New research from disability charity Revitalise found councils cut £397m from these services in 2015, when compared to the the year before. Spending on respite provision was also reduced by 42% of councils, by an average of nearly £900,000 per council.
The study, based on freedom of information requests, also revealed that local authorities carried out less Needs Assessments during the first year of the Care Act than in the year before, with 48% also carrying out fewer Carer Assessments.
The charity said that these figures show the Care Act, which was supposed to safeguard the well-being of disabled people and carers, has failed in its first year.
It is calling for an overhaul of the Care Act to ensure that all the disabled people and carers are offered Carer or Needs Assessments, and that local authorities receive extra funding to fulfil within the Act.
Chief executive of Revitalise, Chris Simmonds, said: 'It is already well known that there is a massive and growing shortfall in adult social care budgets, which is expected to be around £4.3bn by 2020, so it is hardly surprising that local authorities are struggling to implement the Care Act properly. In fact, local authorities raised concerns about implementing the Care Act long before it came into force.

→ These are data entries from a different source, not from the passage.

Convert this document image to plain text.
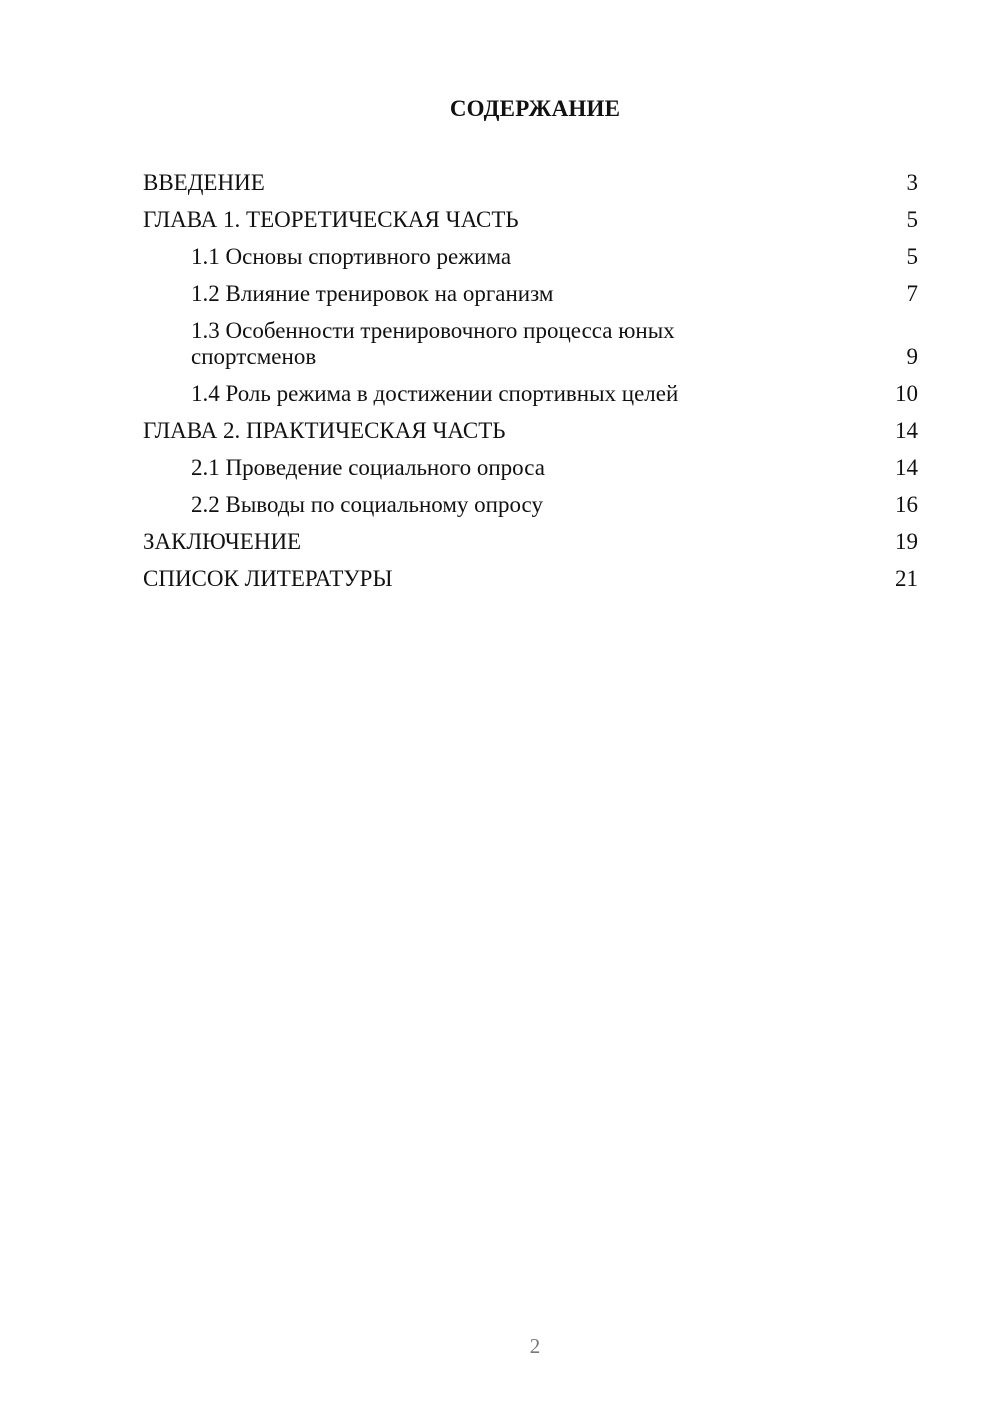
СОДЕРЖАНИЕ
ВВЕДЕНИЕ	3
ГЛАВА 1. ТЕОРЕТИЧЕСКАЯ ЧАСТЬ	5
1.1 Основы спортивного режима	5
1.2 Влияние тренировок на организм	7
1.3 Особенности тренировочного процесса юных спортсменов	9
1.4 Роль режима в достижении спортивных целей	10
ГЛАВА 2. ПРАКТИЧЕСКАЯ ЧАСТЬ	14
2.1 Проведение социального опроса	14
2.2 Выводы по социальному опросу	16
ЗАКЛЮЧЕНИЕ	19
СПИСОК ЛИТЕРАТУРЫ	21
2
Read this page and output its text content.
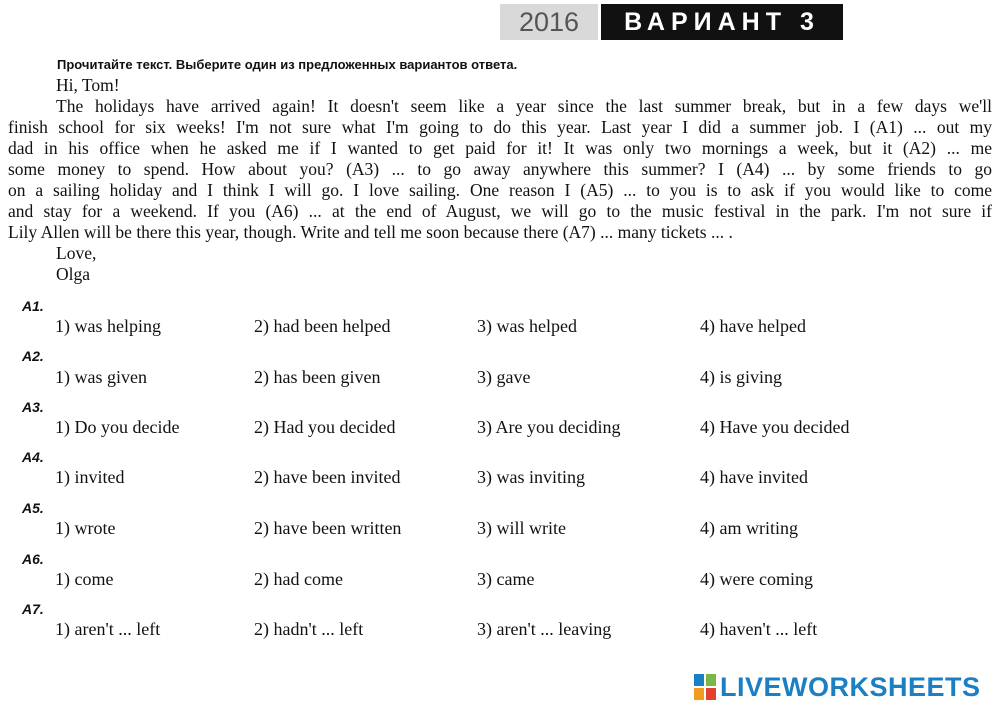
2016	ВАРИАНТ 3
Прочитайте текст. Выберите один из предложенных вариантов ответа.
Hi, Tom!
The holidays have arrived again! It doesn't seem like a year since the last summer break, but in a few days we'll
finish school for six weeks! I'm not sure what I'm going to do this year. Last year I did a summer job. I (A1) ... out my
dad in his office when he asked me if I wanted to get paid for it! It was only two mornings a week, but it (A2) ... me
some money to spend. How about you? (A3) ... to go away anywhere this summer? I (A4) ... by some friends to go
on a sailing holiday and I think I will go. I love sailing. One reason I (A5) ... to you is to ask if you would like to come
and stay for a weekend. If you (A6) ... at the end of August, we will go to the music festival in the park. I'm not sure if
Lily Allen will be there this year, though. Write and tell me soon because there (A7) ... many tickets ... .
Love,
Olga
A1.
1) was helping	2) had been helped	3) was helped	4) have helped
A2.
1) was given	2) has been given	3) gave	4) is giving
A3.
1) Do you decide	2) Had you decided	3) Are you deciding	4) Have you decided
A4.
1) invited	2) have been invited	3) was inviting	4) have invited
A5.
1) wrote	2) have been written	3) will write	4) am writing
A6.
1) come	2) had come	3) came	4) were coming
A7.
1) aren't ... left	2) hadn't ... left	3) aren't ... leaving	4) haven't ... left
LIVEWORKSHEETS
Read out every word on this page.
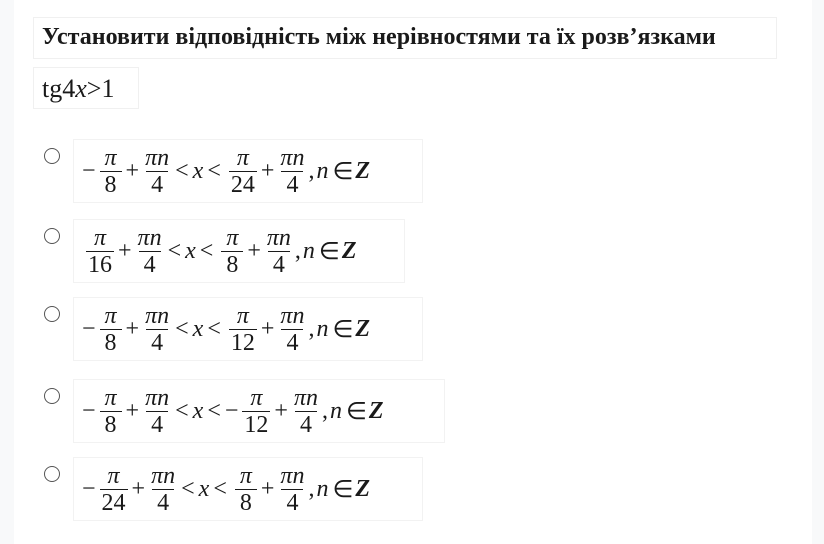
Установити відповідність між нерівностями та їх розв’язками
tg4x>1
− $\frac{\pi}{8} + \frac{\pi n}{4} < x < \frac{\pi}{24} + \frac{\pi n}{4}$ , n ∈ Z
$\frac{\pi}{16} + \frac{\pi n}{4} < x < \frac{\pi}{8} + \frac{\pi n}{4}$ , n ∈ Z
− $\frac{\pi}{8} + \frac{\pi n}{4} < x < \frac{\pi}{12} + \frac{\pi n}{4}$ , n ∈ Z
− $\frac{\pi}{8} + \frac{\pi n}{4} < x$ < − $\frac{\pi}{12} + \frac{\pi n}{4}$ , n ∈ Z
− $\frac{\pi}{24} + \frac{\pi n}{4} < x < \frac{\pi}{8} + \frac{\pi n}{4}$ , n ∈ Z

'Despite its very laudable intentions, our fear is that until local authorities get squarely behind the principles of the Care Act - and the equally important issue of the shortfall in adult social care funding is addressed - disabled people and carers will continue to struggle to achieve even the most basic quality of life.'
Responding to a study, the Local Government Association (LGA) said councils had done everything they could do implement the reforms contained in the Act.
Cllr Izzi Seccombe, the LGA’s community wellbeing spokeswoman, said: ‘The continuing underfunding of adult social care by government has limited councils’ ability to provide support to vulnerable people and their carers. Less than a third of councils say they are confident there is enough money to meet growing levels of need this year and beyond.
She added: ‘We therefore call on the Government to listen to councils, care providers, charities and the NHS and – at the very least – bring the £700m of new funding earmarked for social care through the Better Care Fund by the end of the decade forward to this year.’